In 2016, the European commission found that Apple had transferred around €110bn of sales from their European operations to a head office of two subsidiaries in Ireland. These subsidiaries were registered in Ireland, but were non-resident for tax purposes – so Apple’s profits in Irish accounts weren’t taxed. In a controversial ruling, the commission decided that Ireland had given special treatment to these Apple subsidiaries. In other words, Ireland had actively facilitated the Apple group’s corporate tax avoidance strategies. According to the commission, these tax incentives amounted to illegal state aid, and Apple were ordered to pay the Irish government almost €14bn in unpaid taxes.

But the reality is more complicated. Although Apple has a huge presence in Ireland, where it employs some 6,000 people, this was not Irish money – it was profit generated from sales in other countries. The profits that accumulated, tax free, in Apple subsidiary accounts in Ireland ought to have been declared and paid in the US. Apple was simply exploiting a loophole in US and Irish law that allowed it to store its profits without paying tax legitimately, if it signalled it eventually intended to send this money back to the US.

This week, the general court of the European Union overturned the European commission ruling. It found that, despite the fact that Ireland may have facilitated tax avoidance, what it did was not illegal state aid. While the commission might have been right that the money was sitting tax free in these Irish accounts, it was wrong to conclude that the Irish state should tax these profits as though they were generated in Ireland. Apple has since 2016 repatriated a lot of its cash in Ireland back to the US following the Trump administration’s tax reforms.

What Apple was doing wasn’t that different to what many big tech firms do. Corporate tax law is complicated, but when you strip away the complex legal and accounting jargon, the strategies that multinationals use to reduce their tax are straightforward. They set up companies within companies of their global holding corporate group. They then shift their assets, profit and income within this group to those companies in lower tax jurisdictions to avoid paying higher taxes.

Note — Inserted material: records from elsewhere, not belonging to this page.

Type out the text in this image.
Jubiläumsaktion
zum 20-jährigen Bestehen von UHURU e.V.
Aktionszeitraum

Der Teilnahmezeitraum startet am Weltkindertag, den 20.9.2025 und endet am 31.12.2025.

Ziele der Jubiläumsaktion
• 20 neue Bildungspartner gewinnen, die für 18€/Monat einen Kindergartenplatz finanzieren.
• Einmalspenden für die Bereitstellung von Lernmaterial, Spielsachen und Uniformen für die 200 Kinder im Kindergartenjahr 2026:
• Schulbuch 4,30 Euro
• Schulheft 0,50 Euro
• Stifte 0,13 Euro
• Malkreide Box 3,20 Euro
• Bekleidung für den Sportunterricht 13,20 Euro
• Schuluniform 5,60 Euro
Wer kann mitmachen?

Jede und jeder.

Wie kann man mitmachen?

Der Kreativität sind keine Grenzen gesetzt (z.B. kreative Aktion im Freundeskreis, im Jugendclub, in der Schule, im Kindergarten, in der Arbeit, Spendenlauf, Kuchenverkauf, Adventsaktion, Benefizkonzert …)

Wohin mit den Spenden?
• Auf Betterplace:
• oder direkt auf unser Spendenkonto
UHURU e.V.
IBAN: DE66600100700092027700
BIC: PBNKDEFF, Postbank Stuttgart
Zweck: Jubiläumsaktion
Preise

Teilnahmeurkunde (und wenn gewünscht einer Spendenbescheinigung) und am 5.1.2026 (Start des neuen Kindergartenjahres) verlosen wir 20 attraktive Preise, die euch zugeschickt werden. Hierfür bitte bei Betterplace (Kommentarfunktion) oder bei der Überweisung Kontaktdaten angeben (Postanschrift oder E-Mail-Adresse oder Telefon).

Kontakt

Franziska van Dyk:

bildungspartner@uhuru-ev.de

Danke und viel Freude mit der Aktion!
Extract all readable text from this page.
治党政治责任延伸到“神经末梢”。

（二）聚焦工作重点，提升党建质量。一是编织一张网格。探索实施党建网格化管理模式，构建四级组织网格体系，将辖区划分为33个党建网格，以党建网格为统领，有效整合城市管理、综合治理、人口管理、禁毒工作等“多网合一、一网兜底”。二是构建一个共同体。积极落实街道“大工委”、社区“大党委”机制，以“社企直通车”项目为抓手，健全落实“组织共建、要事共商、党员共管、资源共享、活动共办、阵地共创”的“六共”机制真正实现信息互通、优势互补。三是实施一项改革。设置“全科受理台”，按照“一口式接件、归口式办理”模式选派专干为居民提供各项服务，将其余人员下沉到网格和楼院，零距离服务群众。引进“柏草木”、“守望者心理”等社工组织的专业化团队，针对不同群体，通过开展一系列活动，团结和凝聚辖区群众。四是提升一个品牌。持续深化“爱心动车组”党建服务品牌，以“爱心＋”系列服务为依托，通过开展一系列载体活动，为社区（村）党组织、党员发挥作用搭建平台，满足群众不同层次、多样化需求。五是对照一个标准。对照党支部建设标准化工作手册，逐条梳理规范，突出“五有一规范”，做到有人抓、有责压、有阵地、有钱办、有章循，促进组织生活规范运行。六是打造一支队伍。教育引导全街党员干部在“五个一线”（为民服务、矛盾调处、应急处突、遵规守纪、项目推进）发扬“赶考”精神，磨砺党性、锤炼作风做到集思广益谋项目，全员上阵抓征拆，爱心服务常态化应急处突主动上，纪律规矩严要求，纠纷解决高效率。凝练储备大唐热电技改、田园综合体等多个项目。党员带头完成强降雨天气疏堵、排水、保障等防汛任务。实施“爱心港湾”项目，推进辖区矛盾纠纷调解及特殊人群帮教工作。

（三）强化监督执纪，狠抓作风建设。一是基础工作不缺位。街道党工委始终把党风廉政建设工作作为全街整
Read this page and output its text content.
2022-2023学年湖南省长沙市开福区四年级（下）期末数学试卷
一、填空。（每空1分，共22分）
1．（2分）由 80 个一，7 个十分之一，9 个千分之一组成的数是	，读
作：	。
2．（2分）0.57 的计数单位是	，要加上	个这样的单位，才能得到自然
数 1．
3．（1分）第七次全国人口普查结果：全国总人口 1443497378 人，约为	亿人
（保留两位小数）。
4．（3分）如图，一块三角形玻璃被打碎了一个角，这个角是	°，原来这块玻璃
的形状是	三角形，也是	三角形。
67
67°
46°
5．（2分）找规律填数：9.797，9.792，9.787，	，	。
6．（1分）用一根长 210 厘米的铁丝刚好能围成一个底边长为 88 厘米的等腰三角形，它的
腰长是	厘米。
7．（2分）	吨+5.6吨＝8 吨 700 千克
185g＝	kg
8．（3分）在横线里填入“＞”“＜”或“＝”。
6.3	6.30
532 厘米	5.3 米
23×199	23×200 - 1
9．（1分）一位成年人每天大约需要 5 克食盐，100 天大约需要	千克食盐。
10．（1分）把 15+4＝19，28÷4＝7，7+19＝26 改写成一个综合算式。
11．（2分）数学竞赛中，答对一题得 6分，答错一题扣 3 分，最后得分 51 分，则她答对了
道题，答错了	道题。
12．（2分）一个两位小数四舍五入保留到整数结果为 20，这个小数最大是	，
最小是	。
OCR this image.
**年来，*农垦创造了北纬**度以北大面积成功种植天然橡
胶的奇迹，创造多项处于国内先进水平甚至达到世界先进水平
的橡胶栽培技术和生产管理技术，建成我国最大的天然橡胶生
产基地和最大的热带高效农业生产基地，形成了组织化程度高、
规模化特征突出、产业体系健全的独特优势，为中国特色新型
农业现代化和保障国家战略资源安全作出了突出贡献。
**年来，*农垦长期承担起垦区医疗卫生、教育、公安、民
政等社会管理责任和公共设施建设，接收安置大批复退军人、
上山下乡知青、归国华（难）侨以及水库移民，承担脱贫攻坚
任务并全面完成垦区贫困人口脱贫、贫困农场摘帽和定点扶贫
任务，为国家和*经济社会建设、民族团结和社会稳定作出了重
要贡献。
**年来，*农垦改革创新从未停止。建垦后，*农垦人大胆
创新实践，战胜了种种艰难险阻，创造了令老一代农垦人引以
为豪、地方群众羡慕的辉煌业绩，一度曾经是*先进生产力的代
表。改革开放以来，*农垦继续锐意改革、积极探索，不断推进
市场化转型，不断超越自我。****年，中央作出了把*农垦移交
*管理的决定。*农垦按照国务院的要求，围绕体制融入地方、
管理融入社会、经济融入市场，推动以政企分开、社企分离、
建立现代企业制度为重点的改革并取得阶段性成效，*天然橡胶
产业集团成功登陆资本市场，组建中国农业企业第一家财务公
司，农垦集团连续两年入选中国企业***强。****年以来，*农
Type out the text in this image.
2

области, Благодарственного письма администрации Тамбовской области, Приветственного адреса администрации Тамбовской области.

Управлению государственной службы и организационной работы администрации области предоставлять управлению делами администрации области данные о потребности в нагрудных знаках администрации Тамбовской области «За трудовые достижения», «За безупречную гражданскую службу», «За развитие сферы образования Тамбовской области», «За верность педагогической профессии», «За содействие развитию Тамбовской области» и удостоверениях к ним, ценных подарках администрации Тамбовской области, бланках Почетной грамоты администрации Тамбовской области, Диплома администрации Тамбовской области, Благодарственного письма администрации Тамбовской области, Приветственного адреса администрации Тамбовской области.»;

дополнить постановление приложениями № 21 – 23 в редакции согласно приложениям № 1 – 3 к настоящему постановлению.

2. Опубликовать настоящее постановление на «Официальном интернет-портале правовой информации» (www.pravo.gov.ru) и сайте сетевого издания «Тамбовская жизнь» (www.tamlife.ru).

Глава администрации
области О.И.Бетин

And let’s be under no illusion. Big-tech US multinational enterprises such as Apple create globally linked subsidiaries and holding groups in small European states for tax purposes. More than half of global trade and investment takes place within multinational groups. Because each subsidiary of the group is resident in a sovereign state, each subsidiary is taxed differently in each state, making it easy for multinationals to move money around the globe.

The difference between a country that is a tax haven and one that simply offers a low tax regime to financial and corporate capital is a matter of degree. Like the tax havens of old, small European states are creating legislation that helps corporations to reduce tax obligations in other jurisdictions. These companies have specialised in harvesting the profits from intangible capital such as intellectual property, patents, copyright and trademarks. And as intangible capital grows in importance in the digital economy, the ability to tax it declines.

Although the notorious “double Irish” tax loopholes that allowed Apple to register non-tax resident subsidiaries have since been closed, legal structures aimed at attracting companies to onshore their intellectual property in Ireland have replaced them. Under these structures, an Irish subsidiary of a company like Apple could spend $50bn on buying intellectual property from a different subsidiary of the same multinational group in another country. To pay for this, the Irish subsidiary is given a loan from the same subsidiary that sells them the intellectual property. The Irish subsidiary now owns the intellectual property and the licence to use and make a profit from it. This scheme allows the Irish subsidiary to write off the cost of the $50bn purchase, and the loan used to pay for it, against future Irish tax.

Sounds complicated? That’s because it’s designed to be. But the bottom line is straightforward. These rules are designed to locate the intellectual property of the company in a lower tax jurisdiction. Unlike factories and machines, intellectual property such as patents, copyrights and brands can be easily moved across borders. And in the past few years, companies have been moving their intellectual property to low-tax jurisdictions, such as Ireland, that offer very favourable tax treatment.

Apple used this new capital allowance scheme in 2016 to shift its intellectual property out of Jersey into Ireland. This onshoring of €300bn of capital created the infamous 26% growth in Irish GDP. But this is little more than leprechaun economics – using Ireland as a treasure island for storing the intangible capital assets of big-tech multinational enterprises. And until the EU creates common laws that make tax avoidance in member states illegal, small sovereign states will continue to play an important role in helping global corporations minimise the tax they pay.